En remontant la Calabre, fuyez la mer et le ciment. Il faut voir le Sud à mi-côte : reprenez donc sans crainte de l’altitude, allez écouter la messe byzantine de Gallicianò, passez ensuite la nuit sur l’Aspromonte, au refuge que tient Antonio Barca à Piani di Carmelia, et demandez-lui de vous raconter ses histoires. Puis partez en quête des joyaux qui se cachent hors des sentiers battus, tels San Nicola di Crissa, Cròpani, Santa Severina, Savelli, Cropalati, que séparent des bois, des sanctuaires, des fontaines ou des lits de rivières sauvages tapissés de lauriers roses.
Rudi Ernst
Égarez-vous dans le parc du Pollino, à Orsomaro, puis dans la Gola della Gatta, l’un des endroits où il y a le moins de routes en Europe. Sur les Dolomites Lucaniennes, une fois par an, vous pourrez assister à l’abattage de l’arbre le plus haut de la forêt, un géant de trente mètres que traînent ensuite jusqu’au village huit paires de bœufs conduits par des bergers qui, au lieu de hurler leurs ordres, les murmurent.
Une fois passé Potenza, depuis le balcon féerique de Candela di Puglia, vous pourrez observer la faille de la plaine du Tavoliere qu’on appelle Fosse Bradanique, autre zone de puissant contact avec la plaque africaine qui glisse vers les Alpes au Nord-Ouest et qui est la mère de tous les tremblements de terre. Et les prairies ondoyantes de Castelluccio Valmaggiore, au Sud de Lucera, où la charrue exhume encore des morceaux de lances et de boucliers : on dit que c’est ici qu’eut lieu la véritable bataille de Cannes entre Hannibal et Rome. Et c’est alors le Matese, bastion samnite, vers lequel on avance en connaissant la peur qui étreignait les légions romaines, avant de descendre à Gaeta sul Tirreno, où les canons des Savoie eurent raison des dernières résistances de l’armée des Bourbons. Au-delà de Frosinone, je vois Alatri, un crépuscule couleur cyclamen sur les monts Ernici ; puis, à pieds, je traverse les monts Simbruini jusqu’à un Abruzze inconnu du nom de Cappadocia : ce n’est peut-être pas la Turquie, mais ça lui ressemble à s’y méprendre.

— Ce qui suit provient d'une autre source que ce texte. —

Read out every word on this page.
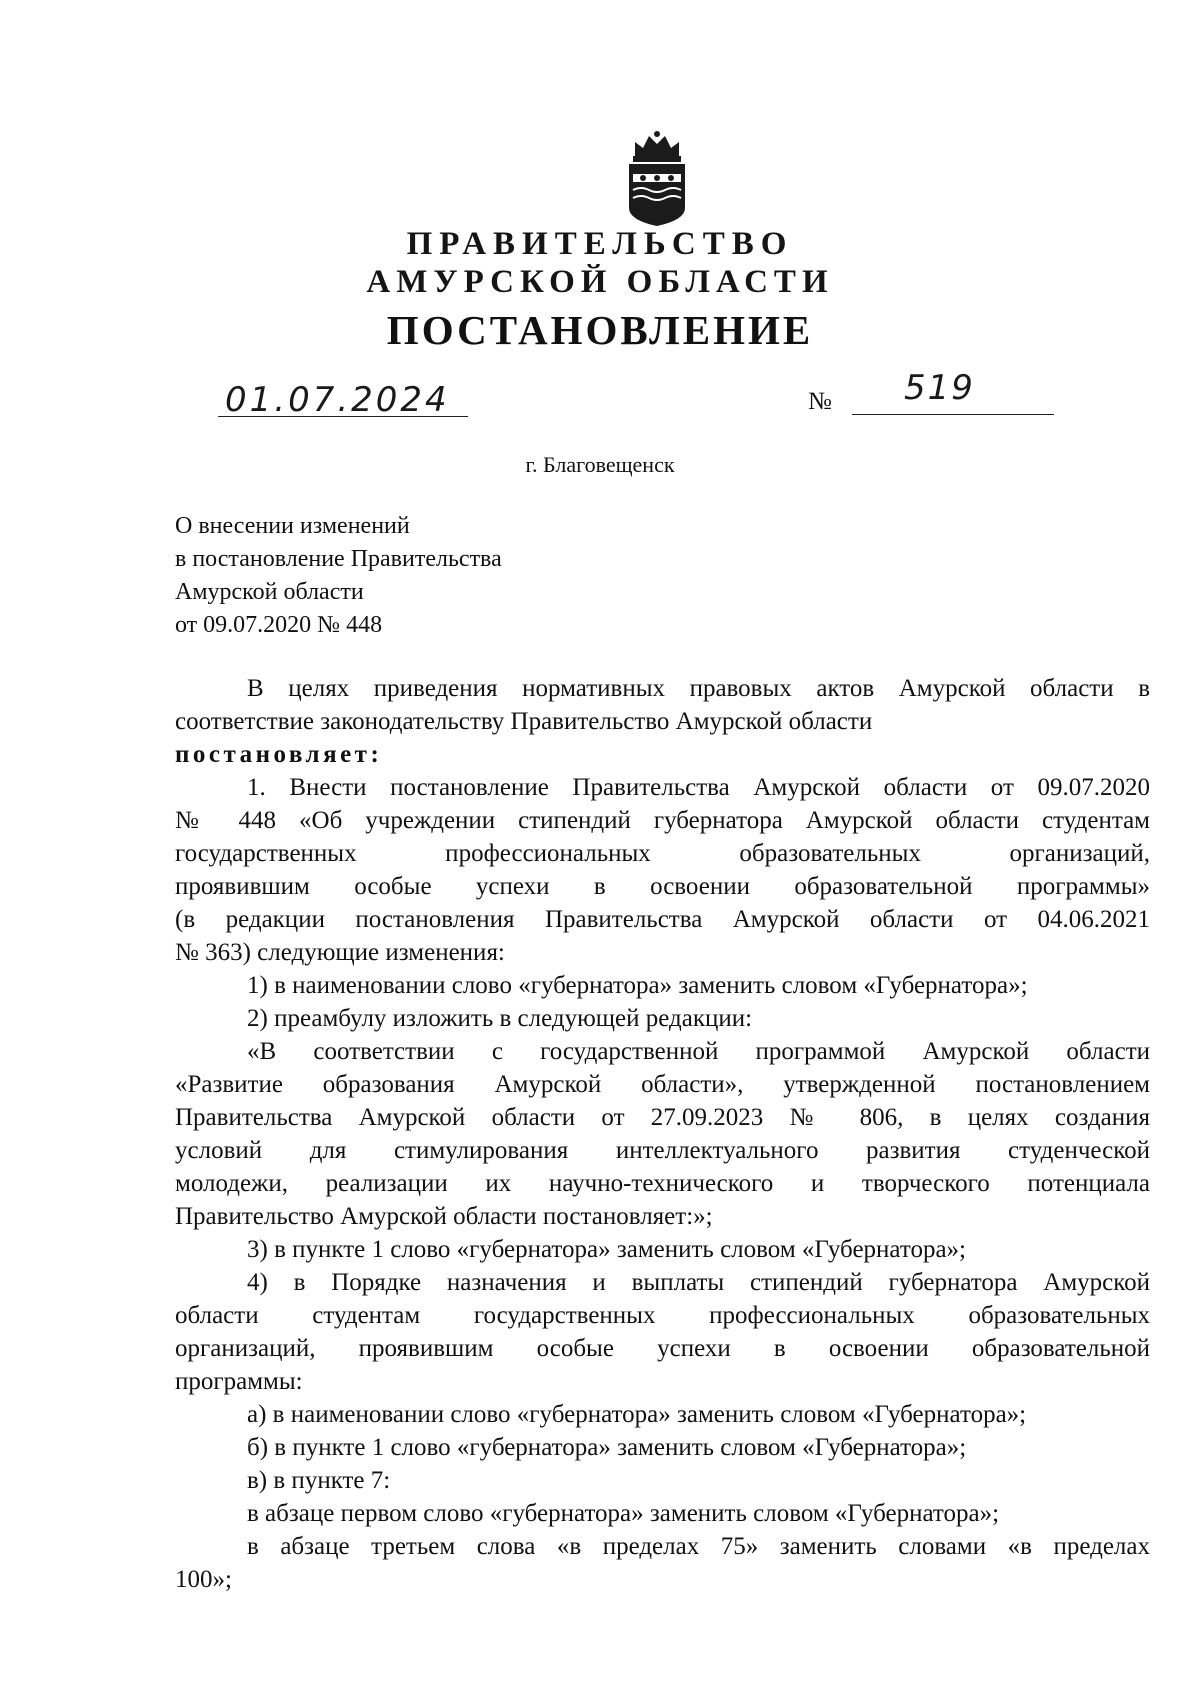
ПРАВИТЕЛЬСТВО
АМУРСКОЙ ОБЛАСТИ
ПОСТАНОВЛЕНИЕ
01.07.2024	№ 519
г. Благовещенск
О внесении изменений
в постановление Правительства
Амурской области
от 09.07.2020 № 448
В целях приведения нормативных правовых актов Амурской области в
соответствие законодательству Правительство Амурской области
постановляет:
1. Внести постановление Правительства Амурской области от 09.07.2020
№ 448 «Об учреждении стипендий губернатора Амурской области студентам
государственных профессиональных образовательных организаций,
проявившим особые успехи в освоении образовательной программы»
(в редакции постановления Правительства Амурской области от 04.06.2021
№ 363) следующие изменения:
1) в наименовании слово «губернатора» заменить словом «Губернатора»;
2) преамбулу изложить в следующей редакции:
«В соответствии с государственной программой Амурской области
«Развитие образования Амурской области», утвержденной постановлением
Правительства Амурской области от 27.09.2023 № 806, в целях создания
условий для стимулирования интеллектуального развития студенческой
молодежи, реализации их научно-технического и творческого потенциала
Правительство Амурской области постановляет:»;
3) в пункте 1 слово «губернатора» заменить словом «Губернатора»;
4) в Порядке назначения и выплаты стипендий губернатора Амурской
области студентам государственных профессиональных образовательных
организаций, проявившим особые успехи в освоении образовательной
программы:
а) в наименовании слово «губернатора» заменить словом «Губернатора»;
б) в пункте 1 слово «губернатора» заменить словом «Губернатора»;
в) в пункте 7:
в абзаце первом слово «губернатора» заменить словом «Губернатора»;
в абзаце третьем слова «в пределах 75» заменить словами «в пределах
100»;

Continuons cette relecture du Sud au Nord de la Péninsule italienne. Nous sommes maintenant en présence des géants, les piliers du Centre. Monts de la Laga, Gran Sasso, monts Sibyllins, Terminillo. Des cols et des prairies modelés par des millénaires de pâturage, du temps où par les Apennins transhumaient jusqu’à quarante millions de moutons. Des endroits comme le passage de Colfiorito, qu’emprunta Hannibal lorsqu’il faisait route vers les terres adriatiques des Picentins, des terres si riches qu’il put laver ses cheveux dans le vin. Ces pâturages musqués nous placent au centre exact de la Péninsule, en équilibre entre ses deux mers. Sur ces hauteurs, les agneaux sont proches de l’ivresse tant l’herbe sauvage est bonne, et c’est ici que passèrent saint François et le loup. Le loup qui s’en revient habiter ces montagnes et qui, de son long hurlement surnaturel, se rend de nouveau maître de la nuit.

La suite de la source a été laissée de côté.